12 June 2011
by Lauren McKirdy
And so it begins. Over the next month or so, university campuses all over the UK will transform into a flurry of excitement as graduates of 2011 showcase their achievements and prepare for life in the working world.
Brighton is one of the earlier shows and one very dear to my heart as it is where I studied for my undergraduate degree in architecture. It was a treat to have the afternoon to myself walking through familiar halls, discovering unfamiliar faces and an array of new talent.
Architecture at Brighton has been shown for many years in the theatre at the back of the Grand Parade campus. The architecture department’s home is at the, not so central, Mithras House and since 2008, the architecture show has been pushed out of the theatre and into the open space in the middle of campus. Last year's show was held in a marquee which I think it is fair to say everyone was firmly disappointed with. So this year the design tutors of the architecture department took the opportunity to do something a little different, and house the show in their own summer pavilion.
The Architecture School as worked closely with architect, Duncan Baker-Brown for a number of years now and this year, the summer pavilion came as a direct response to Baker-Brown’s design for ‘The House that Kevin Built’ in 2008.
The pavilion is constructed from a number of walls, each using a different sustainable technology such as the 22 ton chalk wall, or the stacked timber walls made from shuttering ply. The walls support a series of timber joists and a rather crude polythene membrane to keep the site weather proof. The result is a winding space of intriguing textures and materiality and a pavilion that houses its contents, the students work, narrowly but well. The whole pavilion has been sourced from reclaimed and local materials and will be donated into various other programmes post graduate show.
This year the architecture postgraduates impressed with some exciting schemes for Brixton. A loose brief encouraged students to deal with the – not so underground – drug and vice problems in the area. This prompted research into the fabric of the area, looking at the musical scene and the multi-culture of Brixton and the state of the estates and built environment.
Robin Foote developed a scheme Brixton’s Operatic Society examining architecture for social performance, while Matthew Bibbey’s Cycle Superhighway looks at how we can navigate and experience our Cities. Matthew’s scheme is a development on Boris Johnson's Cycle Superhighways, elevating the routes and spilling out into all major transport links to the inner City, with his proposed project being the transport hub for Brixton. The overall project aims to promote cycling and pushes for a safer and more sustainable approach to travel in the City.
It was good to see a range of work that visitors can relate to, and as always the postgraduates seemed to have a better hold on presentation than many of the undergraduate, or very abstracted interior architecture, projects.
The Graphics and Illustration show at Brighton has always been strong. I was happy to see that a certain font ‘trend’ I spied a few years ago seems to have fizzled out and the work is more varied and individual.

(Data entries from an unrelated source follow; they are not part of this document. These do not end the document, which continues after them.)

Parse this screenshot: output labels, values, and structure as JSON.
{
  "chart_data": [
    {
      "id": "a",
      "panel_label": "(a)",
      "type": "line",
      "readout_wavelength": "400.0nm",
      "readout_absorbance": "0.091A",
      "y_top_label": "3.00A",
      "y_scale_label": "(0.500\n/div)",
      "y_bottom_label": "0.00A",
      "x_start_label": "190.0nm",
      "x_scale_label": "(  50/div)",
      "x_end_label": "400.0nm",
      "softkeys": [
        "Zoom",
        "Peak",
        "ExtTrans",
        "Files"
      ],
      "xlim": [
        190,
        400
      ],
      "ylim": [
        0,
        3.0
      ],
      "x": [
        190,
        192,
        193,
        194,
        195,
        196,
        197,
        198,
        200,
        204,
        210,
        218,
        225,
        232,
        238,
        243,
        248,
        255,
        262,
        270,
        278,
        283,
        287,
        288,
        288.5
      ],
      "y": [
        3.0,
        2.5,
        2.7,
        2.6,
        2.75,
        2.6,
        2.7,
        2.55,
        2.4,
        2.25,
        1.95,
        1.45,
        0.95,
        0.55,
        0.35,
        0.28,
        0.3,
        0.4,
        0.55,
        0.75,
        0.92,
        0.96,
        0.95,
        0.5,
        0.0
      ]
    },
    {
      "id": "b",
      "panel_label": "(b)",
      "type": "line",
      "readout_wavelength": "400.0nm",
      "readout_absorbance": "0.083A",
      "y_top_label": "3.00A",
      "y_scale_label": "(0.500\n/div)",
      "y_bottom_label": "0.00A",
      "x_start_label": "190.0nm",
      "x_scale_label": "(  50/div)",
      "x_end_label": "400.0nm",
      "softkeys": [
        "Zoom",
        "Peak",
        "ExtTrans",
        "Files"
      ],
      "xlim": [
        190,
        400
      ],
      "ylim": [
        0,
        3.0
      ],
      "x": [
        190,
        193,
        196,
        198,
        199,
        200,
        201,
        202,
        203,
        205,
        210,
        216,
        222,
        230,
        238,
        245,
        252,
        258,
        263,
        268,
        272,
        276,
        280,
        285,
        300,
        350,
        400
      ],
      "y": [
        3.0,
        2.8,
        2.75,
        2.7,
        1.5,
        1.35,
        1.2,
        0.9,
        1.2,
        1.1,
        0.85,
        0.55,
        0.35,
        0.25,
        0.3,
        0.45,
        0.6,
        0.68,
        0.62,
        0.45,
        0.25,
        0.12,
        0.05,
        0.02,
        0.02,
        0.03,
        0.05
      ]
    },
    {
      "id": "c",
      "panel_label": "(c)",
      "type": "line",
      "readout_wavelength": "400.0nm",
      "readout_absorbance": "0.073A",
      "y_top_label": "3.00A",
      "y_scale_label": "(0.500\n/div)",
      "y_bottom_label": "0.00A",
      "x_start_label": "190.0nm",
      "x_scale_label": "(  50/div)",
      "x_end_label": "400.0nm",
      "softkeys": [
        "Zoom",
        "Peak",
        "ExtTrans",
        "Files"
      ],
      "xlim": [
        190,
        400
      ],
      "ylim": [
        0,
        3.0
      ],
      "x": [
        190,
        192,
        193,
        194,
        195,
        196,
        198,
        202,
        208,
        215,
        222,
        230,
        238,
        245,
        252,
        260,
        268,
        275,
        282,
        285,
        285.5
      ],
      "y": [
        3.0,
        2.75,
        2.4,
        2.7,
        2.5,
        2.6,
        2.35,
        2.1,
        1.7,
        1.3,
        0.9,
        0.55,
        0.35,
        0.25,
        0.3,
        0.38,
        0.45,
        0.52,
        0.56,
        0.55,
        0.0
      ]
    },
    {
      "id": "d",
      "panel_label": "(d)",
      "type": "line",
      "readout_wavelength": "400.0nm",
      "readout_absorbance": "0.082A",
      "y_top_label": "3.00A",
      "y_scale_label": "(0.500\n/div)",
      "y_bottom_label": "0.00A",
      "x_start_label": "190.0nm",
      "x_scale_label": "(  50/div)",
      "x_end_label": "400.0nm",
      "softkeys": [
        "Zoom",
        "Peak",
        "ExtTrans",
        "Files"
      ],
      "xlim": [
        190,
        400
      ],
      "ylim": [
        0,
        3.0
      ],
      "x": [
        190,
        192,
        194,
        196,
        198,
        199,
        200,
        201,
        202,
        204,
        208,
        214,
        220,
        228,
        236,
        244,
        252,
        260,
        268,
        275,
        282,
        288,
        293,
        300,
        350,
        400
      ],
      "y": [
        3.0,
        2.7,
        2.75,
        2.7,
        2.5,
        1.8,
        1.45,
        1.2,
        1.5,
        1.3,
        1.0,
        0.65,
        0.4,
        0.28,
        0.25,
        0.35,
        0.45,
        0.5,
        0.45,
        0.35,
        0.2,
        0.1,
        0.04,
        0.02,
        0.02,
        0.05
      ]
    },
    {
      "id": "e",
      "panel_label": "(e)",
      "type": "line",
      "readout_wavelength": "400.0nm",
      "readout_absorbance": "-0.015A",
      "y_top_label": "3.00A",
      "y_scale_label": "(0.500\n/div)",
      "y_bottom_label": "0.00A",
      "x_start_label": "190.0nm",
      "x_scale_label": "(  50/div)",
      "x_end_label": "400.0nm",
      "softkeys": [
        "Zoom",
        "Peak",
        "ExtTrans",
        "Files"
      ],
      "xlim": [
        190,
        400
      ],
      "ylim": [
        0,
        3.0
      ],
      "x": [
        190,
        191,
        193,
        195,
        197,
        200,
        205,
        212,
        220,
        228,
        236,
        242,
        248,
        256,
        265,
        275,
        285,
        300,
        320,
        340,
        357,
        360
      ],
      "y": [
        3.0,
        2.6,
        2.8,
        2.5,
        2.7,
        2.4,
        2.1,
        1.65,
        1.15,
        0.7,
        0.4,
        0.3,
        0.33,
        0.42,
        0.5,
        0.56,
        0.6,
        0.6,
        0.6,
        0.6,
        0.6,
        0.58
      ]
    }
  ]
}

Hyerim Lee tackles social and political content in his work creating a series of signs that highlight the division between North and South Korea. Hyerim’s postcard series for the 50th anniversary of the falling of Berlin Wall, gave short descriptions commemorating those who died fighting for their freedom and celebrating their lives.
Tessa Lyons, Large Scale Landscapes are moving and absorb you into them to the point that you forget there is other work in the room. Tessa’s work doesn’t just stand out because it is beautiful but also because it is so very different from any of the other illustration work at Brighton. Her subject of natural landscapes and her medium of charcoal produce images that are closer to fine art than the rest of the department’s work.
Mark Matcham seems to dabble in a little of everything, his work ranges from print to installations to furniture making all of which are executed with humour and ease. The Future of Crufts brought a smile to my face, examining how the most popular pure breed dogs may look in the future and the beginnings of a typographical furniture range look fairly successful as a flat pack series of lettered stools. Have a look at Mark’s website to see his lift installation videos designed for the show.